A bright Saturday afternoon and it seems the whole of Amsterdam is out socialising. Sitting at canal-side cafes or on boats. And on bikes, bikes and more bikes.
As part of our eating tour, our guide Rudolph took us on some interesting byways, several times ducking down narrow alleys behind the houses into communal squares where the children play, vegetables are grown, and where water was once pumped. Where apartments do have balconies they are often very tiny but maximum use is gained from them.
Many of the houses had plaques depicting the occupation of the inhabitant, a relic from the times when literacy was not high. You can probably guess most of them. I was particularly intrigued with a former pork butcher’s shop labelled Vette Varken (Fat Pig). It is now a Halal butchery called the Fat Calf. Dutch law forbids the removal of these historic plaques so the butchery has to exist, somewhat uneasily one imagines, with the original animal hanging over it.

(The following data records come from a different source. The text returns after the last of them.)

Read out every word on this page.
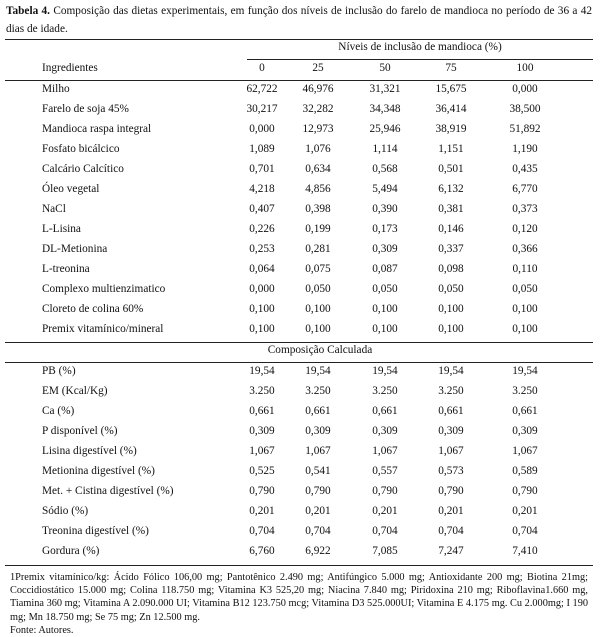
Tabela 4. Composição das dietas experimentais, em função dos níveis de inclusão do farelo de mandioca no período de 36 a 42 dias de idade.
Níveis de inclusão de mandioca (%)
Ingredientes	0	25	50	75	100
Milho	62,722	46,976	31,321	15,675	0,000
Farelo de soja 45%	30,217	32,282	34,348	36,414	38,500
Mandioca raspa integral	0,000	12,973	25,946	38,919	51,892
Fosfato bicálcico	1,089	1,076	1,114	1,151	1,190
Calcário Calcítico	0,701	0,634	0,568	0,501	0,435
Óleo vegetal	4,218	4,856	5,494	6,132	6,770
NaCl	0,407	0,398	0,390	0,381	0,373
L-Lisina	0,226	0,199	0,173	0,146	0,120
DL-Metionina	0,253	0,281	0,309	0,337	0,366
L-treonina	0,064	0,075	0,087	0,098	0,110
Complexo multienzimatico	0,000	0,050	0,050	0,050	0,050
Cloreto de colina 60%	0,100	0,100	0,100	0,100	0,100
Premix vitamínico/mineral	0,100	0,100	0,100	0,100	0,100
Composição Calculada
PB (%)	19,54	19,54	19,54	19,54	19,54
EM (Kcal/Kg)	3.250	3.250	3.250	3.250	3.250
Ca (%)	0,661	0,661	0,661	0,661	0,661
P disponível (%)	0,309	0,309	0,309	0,309	0,309
Lisina digestível (%)	1,067	1,067	1,067	1,067	1,067
Metionina digestível (%)	0,525	0,541	0,557	0,573	0,589
Met. + Cistina digestível (%)	0,790	0,790	0,790	0,790	0,790
Sódio (%)	0,201	0,201	0,201	0,201	0,201
Treonina digestível (%)	0,704	0,704	0,704	0,704	0,704
Gordura (%)	6,760	6,922	7,085	7,247	7,410
1Premix vitamínico/kg: Ácido Fólico 106,00 mg; Pantotênico 2.490 mg; Antifúngico 5.000 mg; Antioxidante 200 mg; Biotina 21mg; Coccidiostático 15.000 mg; Colina 118.750 mg; Vitamina K3 525,20 mg; Niacina 7.840 mg; Piridoxina 210 mg; Riboflavina1.660 mg, Tiamina 360 mg; Vitamina A 2.090.000 UI; Vitamina B12 123.750 mcg; Vitamina D3 525.000UI; Vitamina E 4.175 mg. Cu 2.000mg; I 190 mg; Mn 18.750 mg; Se 75 mg; Zn 12.500 mg.
Fonte: Autores.
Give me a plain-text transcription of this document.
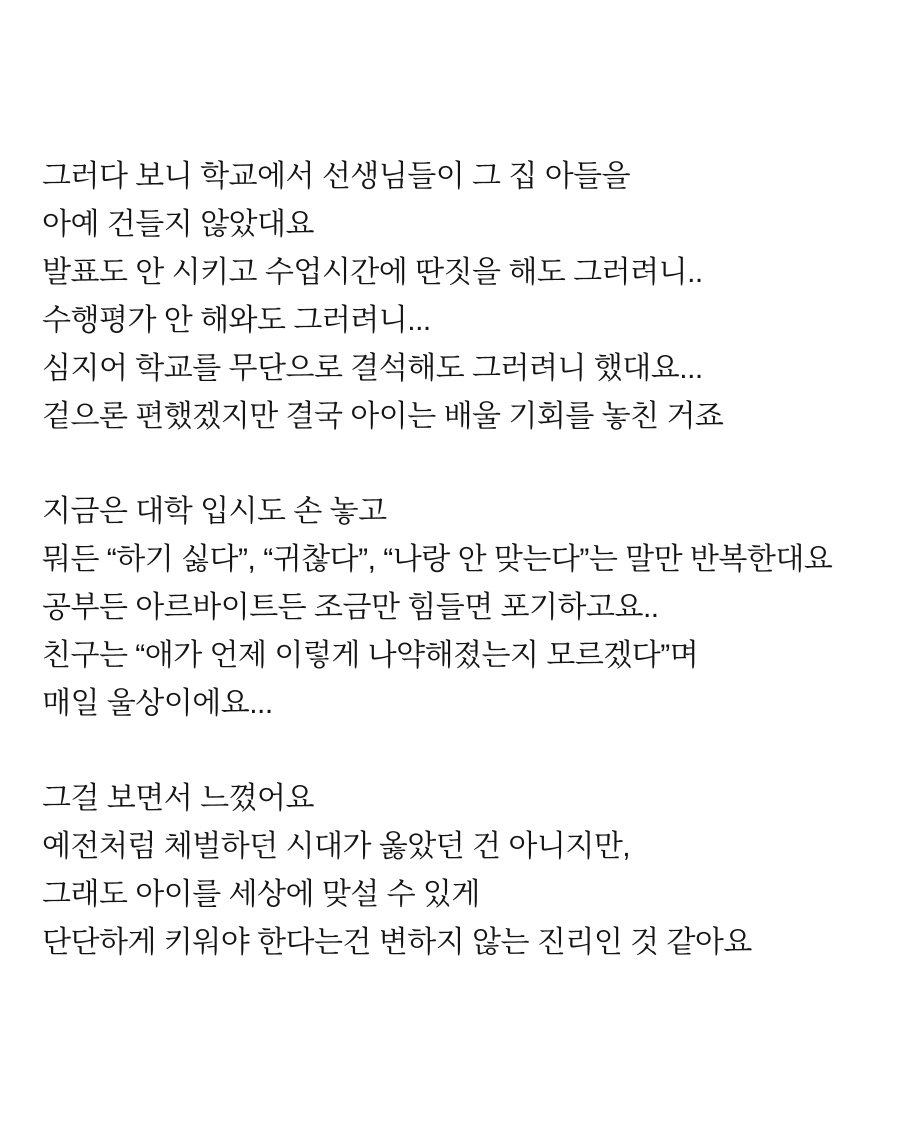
그러다 보니 학교에서 선생님들이 그 집 아들을
아예 건들지 않았대요
발표도 안 시키고 수업시간에 딴짓을 해도 그러려니..
수행평가 안 해와도 그러려니...
심지어 학교를 무단으로 결석해도 그러려니 했대요...
겉으론 편했겠지만 결국 아이는 배울 기회를 놓친 거죠
지금은 대학 입시도 손 놓고
뭐든 “하기 싫다”, “귀찮다”, “나랑 안 맞는다”는 말만 반복한대요
공부든 아르바이트든 조금만 힘들면 포기하고요..
친구는 “애가 언제 이렇게 나약해졌는지 모르겠다”며
매일 울상이에요...
그걸 보면서 느꼈어요
예전처럼 체벌하던 시대가 옳았던 건 아니지만,
그래도 아이를 세상에 맞설 수 있게
단단하게 키워야 한다는건 변하지 않는 진리인 것 같아요
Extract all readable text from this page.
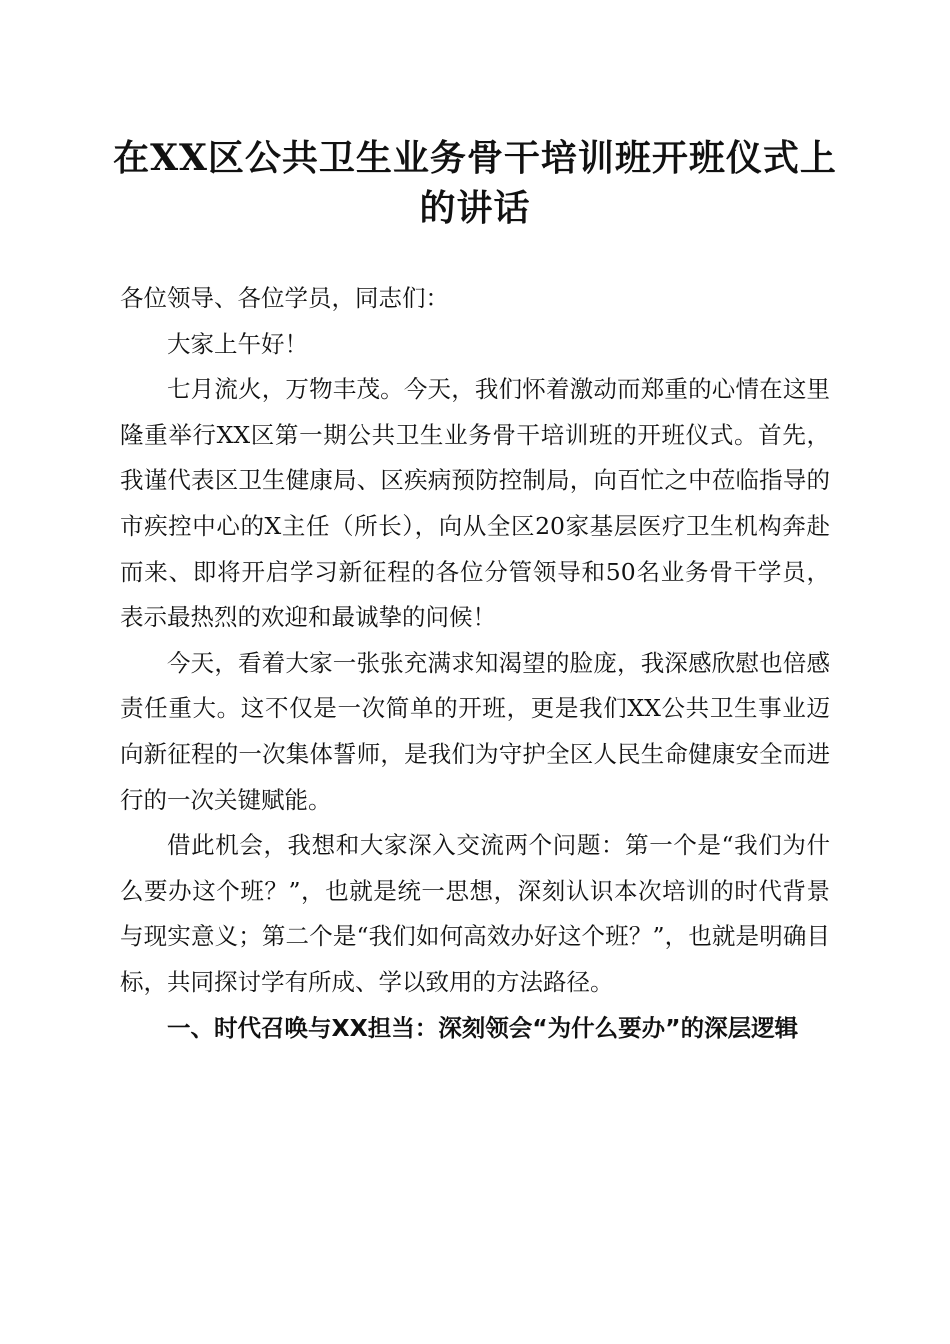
在XX区公共卫生业务骨干培训班开班仪式上
的讲话

各位领导、各位学员，同志们：

大家上午好！

七月流火，万物丰茂。今天，我们怀着激动而郑重的心情在这里隆重举行XX区第一期公共卫生业务骨干培训班的开班仪式。首先，我谨代表区卫生健康局、区疾病预防控制局，向百忙之中莅临指导的市疾控中心的X主任（所长），向从全区20家基层医疗卫生机构奔赴而来、即将开启学习新征程的各位分管领导和50名业务骨干学员，表示最热烈的欢迎和最诚挚的问候！

今天，看着大家一张张充满求知渴望的脸庞，我深感欣慰也倍感责任重大。这不仅是一次简单的开班，更是我们XX公共卫生事业迈向新征程的一次集体誓师，是我们为守护全区人民生命健康安全而进行的一次关键赋能。

借此机会，我想和大家深入交流两个问题：第一个是“我们为什么要办这个班？”，也就是统一思想，深刻认识本次培训的时代背景与现实意义；第二个是“我们如何高效办好这个班？”，也就是明确目标，共同探讨学有所成、学以致用的方法路径。

一、时代召唤与XX担当：深刻领会“为什么要办”的深层逻辑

I remain fascinated by the way the buildings lean and by their individual facades and rooflines. Also, note the relaxed attitude towards health and safety, seen here with the cafe tables right on the canal edge, often with little or no barrier in place. I wonder whether you would hear an increasing number of splashes as the evenings wear on… Notice also that every building has a protruding beam at the top with a hook on it. It’s the only way to hoist up items of furniture as the internal stairs are all very narrow. This is a result of being taxed on the width of one’s house, as the Amsterdamers are not noted for parting with their money unnecessarily.